At $100 - $300 per hour per employee, costs rise FAST.
Businesses need to control risk, and will pay money to do so.
Thanks a lot, really helpful for me atleast!
AWS in general makes pricing opaque and hard to reason about, more simple tools like this would be useful.
EC2 is ridiculously expensive, considering the prices at Linode, Hetzner, DigitalOcean, OVH, LeaseWeb and 100tb.
From an individual's perspective, that's hard to understand. To a business, it really isn't that difficult to justify the cost.
One of my criticisms of HN commenters is the inability to empathize from a company's POV. Just because it doesn't make sense to you doesn't mean it doesn't make sense!
Companies (especially big ones) have different priorities than individuals.
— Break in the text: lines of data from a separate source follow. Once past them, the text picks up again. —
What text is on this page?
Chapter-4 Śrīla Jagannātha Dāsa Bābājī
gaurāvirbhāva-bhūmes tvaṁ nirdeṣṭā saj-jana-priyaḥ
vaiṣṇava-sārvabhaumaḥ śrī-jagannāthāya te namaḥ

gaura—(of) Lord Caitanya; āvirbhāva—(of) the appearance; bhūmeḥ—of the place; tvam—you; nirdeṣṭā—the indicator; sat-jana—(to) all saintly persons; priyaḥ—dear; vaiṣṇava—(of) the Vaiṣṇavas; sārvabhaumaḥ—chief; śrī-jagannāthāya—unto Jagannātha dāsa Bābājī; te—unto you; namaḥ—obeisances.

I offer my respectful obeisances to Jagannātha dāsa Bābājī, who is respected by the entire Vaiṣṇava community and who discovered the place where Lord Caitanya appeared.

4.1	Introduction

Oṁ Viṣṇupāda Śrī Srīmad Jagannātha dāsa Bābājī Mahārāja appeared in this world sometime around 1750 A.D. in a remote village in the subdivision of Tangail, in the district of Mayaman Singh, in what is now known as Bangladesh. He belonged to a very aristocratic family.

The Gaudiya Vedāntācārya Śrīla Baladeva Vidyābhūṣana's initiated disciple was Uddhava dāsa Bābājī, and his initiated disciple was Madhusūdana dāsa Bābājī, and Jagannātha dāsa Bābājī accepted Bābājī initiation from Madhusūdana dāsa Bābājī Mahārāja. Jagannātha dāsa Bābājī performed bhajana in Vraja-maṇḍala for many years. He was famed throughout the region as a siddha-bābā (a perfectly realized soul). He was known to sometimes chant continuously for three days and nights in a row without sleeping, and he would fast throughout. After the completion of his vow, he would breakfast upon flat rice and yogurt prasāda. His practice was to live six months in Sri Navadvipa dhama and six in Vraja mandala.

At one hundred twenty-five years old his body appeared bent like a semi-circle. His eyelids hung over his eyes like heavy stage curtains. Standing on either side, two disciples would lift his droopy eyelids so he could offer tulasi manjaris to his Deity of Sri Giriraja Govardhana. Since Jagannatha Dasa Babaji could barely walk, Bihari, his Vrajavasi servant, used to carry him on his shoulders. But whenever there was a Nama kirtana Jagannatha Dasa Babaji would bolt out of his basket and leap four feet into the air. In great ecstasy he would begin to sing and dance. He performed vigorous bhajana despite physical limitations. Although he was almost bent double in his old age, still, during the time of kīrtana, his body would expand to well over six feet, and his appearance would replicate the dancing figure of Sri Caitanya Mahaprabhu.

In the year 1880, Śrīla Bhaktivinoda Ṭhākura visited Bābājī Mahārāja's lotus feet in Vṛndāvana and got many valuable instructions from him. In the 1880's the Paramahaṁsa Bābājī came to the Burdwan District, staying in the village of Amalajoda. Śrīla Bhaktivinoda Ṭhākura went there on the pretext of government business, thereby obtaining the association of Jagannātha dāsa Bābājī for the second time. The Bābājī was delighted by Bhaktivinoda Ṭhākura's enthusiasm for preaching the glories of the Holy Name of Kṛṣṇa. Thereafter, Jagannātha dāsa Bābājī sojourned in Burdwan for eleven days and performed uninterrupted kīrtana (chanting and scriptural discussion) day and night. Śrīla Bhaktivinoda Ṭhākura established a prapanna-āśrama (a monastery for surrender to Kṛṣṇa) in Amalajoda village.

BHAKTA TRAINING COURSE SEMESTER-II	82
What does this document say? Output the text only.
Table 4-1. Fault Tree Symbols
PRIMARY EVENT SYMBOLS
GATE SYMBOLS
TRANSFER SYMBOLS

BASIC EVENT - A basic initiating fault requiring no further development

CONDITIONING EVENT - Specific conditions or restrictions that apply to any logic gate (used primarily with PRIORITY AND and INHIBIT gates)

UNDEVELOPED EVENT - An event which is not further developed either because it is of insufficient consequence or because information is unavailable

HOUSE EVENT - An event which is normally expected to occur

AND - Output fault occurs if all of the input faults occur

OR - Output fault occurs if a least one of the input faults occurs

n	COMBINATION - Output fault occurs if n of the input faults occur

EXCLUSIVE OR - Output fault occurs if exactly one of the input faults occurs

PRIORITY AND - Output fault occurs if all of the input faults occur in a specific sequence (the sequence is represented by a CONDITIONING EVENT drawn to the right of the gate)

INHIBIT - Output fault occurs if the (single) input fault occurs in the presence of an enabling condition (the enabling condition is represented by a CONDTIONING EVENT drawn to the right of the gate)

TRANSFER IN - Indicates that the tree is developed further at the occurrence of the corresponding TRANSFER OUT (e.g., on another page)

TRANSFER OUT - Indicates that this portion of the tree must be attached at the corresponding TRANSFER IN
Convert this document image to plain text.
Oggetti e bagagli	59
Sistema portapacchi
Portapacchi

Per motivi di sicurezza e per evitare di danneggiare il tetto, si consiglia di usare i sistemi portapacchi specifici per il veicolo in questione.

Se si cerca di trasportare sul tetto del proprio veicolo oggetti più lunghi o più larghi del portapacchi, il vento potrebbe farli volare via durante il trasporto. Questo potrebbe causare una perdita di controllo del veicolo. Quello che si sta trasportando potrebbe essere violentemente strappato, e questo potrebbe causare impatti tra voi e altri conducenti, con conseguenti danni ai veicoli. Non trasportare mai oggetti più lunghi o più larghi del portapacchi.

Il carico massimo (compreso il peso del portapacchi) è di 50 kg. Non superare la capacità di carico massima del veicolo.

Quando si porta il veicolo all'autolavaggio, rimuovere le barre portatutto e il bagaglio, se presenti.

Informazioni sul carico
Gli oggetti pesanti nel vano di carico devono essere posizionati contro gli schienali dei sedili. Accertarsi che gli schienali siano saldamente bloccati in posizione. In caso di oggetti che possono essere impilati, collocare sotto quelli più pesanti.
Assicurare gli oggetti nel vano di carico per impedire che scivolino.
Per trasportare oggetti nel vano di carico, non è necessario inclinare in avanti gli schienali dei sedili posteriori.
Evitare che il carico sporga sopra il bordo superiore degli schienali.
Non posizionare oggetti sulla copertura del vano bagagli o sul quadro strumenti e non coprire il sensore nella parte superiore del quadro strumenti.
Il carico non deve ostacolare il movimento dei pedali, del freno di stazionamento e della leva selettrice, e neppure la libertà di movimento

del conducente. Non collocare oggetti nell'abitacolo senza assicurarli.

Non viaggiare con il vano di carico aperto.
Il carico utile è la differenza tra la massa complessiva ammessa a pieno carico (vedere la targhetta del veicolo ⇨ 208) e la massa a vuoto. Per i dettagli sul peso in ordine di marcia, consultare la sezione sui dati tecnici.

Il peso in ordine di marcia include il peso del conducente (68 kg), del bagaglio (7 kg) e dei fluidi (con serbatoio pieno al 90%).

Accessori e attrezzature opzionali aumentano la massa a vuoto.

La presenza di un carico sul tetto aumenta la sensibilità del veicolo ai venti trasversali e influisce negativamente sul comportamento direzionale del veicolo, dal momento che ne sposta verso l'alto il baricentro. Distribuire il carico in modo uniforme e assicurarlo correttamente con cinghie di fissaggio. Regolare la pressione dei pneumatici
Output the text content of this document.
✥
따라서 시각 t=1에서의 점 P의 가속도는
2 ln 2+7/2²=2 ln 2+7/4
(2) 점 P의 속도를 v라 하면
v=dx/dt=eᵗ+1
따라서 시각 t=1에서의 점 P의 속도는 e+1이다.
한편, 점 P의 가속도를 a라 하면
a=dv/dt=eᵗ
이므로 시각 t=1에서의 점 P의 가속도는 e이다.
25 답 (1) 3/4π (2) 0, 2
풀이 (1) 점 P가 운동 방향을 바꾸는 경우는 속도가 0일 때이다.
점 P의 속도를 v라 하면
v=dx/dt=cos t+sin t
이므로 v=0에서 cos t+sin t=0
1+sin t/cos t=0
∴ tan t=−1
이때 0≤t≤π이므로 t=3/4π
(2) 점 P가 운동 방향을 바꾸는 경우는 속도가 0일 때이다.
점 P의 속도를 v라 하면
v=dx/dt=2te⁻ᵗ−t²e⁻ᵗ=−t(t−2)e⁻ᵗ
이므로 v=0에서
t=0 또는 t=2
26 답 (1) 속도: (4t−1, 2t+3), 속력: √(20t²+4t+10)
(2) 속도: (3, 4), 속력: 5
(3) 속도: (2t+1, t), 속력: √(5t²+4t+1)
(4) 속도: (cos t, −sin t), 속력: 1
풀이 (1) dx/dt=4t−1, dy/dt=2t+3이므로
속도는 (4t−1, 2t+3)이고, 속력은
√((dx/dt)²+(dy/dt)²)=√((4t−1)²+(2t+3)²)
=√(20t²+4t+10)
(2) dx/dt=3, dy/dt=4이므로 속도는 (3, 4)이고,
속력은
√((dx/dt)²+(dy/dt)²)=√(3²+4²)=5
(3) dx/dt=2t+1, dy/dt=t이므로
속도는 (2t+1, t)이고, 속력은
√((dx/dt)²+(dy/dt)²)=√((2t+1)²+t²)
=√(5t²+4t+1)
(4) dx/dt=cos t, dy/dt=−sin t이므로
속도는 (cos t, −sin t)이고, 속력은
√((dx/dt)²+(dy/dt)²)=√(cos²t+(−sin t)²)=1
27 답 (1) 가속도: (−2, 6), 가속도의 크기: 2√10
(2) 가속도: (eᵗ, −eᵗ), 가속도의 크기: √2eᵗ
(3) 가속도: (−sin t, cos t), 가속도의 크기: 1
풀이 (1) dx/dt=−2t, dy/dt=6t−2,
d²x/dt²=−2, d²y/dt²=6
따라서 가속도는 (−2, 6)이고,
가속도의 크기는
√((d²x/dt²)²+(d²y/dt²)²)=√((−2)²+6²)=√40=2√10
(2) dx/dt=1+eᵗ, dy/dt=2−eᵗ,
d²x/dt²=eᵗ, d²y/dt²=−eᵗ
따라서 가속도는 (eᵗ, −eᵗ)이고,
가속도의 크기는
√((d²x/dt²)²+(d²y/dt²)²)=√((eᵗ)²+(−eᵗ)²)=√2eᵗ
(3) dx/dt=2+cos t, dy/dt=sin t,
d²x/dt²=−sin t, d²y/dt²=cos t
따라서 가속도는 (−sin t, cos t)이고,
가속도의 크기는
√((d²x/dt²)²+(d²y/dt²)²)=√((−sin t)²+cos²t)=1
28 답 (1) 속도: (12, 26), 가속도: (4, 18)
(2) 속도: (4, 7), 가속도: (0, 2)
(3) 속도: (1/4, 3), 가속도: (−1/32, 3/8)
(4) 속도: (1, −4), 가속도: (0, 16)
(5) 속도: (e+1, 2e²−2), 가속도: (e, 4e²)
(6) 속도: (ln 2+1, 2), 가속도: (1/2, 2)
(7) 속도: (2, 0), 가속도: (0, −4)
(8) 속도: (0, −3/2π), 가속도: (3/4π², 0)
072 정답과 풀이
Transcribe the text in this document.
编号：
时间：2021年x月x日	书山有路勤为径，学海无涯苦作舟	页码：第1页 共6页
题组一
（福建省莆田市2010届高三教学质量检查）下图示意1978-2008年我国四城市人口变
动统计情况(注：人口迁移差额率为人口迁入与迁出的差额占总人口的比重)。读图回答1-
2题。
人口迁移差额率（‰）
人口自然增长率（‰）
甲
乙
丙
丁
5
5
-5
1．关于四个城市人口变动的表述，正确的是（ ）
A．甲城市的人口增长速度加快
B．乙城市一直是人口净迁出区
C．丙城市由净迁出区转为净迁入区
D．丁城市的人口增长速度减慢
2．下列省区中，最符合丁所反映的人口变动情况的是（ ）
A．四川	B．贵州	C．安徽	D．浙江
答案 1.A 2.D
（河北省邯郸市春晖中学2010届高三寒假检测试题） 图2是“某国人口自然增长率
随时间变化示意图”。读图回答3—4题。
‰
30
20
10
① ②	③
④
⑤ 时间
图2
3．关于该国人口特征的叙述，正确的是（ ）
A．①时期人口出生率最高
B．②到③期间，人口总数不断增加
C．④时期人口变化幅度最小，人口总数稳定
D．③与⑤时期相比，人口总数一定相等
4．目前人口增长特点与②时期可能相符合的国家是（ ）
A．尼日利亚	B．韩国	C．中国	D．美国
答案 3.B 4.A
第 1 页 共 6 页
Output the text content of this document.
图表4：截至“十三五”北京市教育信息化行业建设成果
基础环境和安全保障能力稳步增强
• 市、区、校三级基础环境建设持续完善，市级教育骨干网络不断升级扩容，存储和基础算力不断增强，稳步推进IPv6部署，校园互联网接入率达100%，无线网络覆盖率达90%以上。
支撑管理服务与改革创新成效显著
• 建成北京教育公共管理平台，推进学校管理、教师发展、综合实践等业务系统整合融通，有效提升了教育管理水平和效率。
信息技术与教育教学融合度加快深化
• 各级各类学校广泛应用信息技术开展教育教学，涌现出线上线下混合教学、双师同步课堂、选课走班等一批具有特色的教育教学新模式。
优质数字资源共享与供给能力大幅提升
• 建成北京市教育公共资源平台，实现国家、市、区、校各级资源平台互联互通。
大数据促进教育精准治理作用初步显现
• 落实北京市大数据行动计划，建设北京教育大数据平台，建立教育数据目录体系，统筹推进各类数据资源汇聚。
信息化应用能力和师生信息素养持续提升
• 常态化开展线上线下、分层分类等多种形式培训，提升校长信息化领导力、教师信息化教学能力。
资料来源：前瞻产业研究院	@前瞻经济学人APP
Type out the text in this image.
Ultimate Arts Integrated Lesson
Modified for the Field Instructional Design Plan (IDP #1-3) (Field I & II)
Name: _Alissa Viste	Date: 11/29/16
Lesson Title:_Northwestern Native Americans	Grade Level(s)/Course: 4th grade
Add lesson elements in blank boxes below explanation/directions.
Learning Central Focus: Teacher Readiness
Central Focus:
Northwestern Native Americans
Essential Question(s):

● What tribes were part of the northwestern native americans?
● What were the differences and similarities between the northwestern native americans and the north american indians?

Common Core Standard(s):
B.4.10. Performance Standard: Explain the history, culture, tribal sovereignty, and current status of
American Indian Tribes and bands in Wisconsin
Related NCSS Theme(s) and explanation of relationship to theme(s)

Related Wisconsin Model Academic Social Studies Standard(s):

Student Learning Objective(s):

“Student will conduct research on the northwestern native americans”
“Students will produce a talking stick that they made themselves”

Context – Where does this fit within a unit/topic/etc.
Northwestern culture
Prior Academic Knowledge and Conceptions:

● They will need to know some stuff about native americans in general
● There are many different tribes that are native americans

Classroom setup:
I may think it's stupid to 10x infrastructure costs by using AWS. A company may say "that's 1% of my budget, and it keeps my development running smoothly and developers happy with the familiarity and flexibility. I make that 10x cost back in 30 minutes, every day. Not worth optimizing."
For running large memory and bandwidth hungry servers they just can't deliver. On Amazon you can get 256GB of ram with dedicated 10GBps clustered networking. None of the options you listed can go above 1GBps and it won't be dedicated (you'll get a 1GBps port onto a shared network, and you'll be at the mercy of the traffic conditions inside their data center.)
Amazon also has a huge amount of cloudy solutions which is not to be sneezed at.
http://www.hetzner.de/hosting/produkte_rootserver/dx290
And it costs a fraction of EC2, which would cost you $2556 for 30.44 days.
I could get 10 servers with 1 Gbit each, and it will still be cheaper than EC2.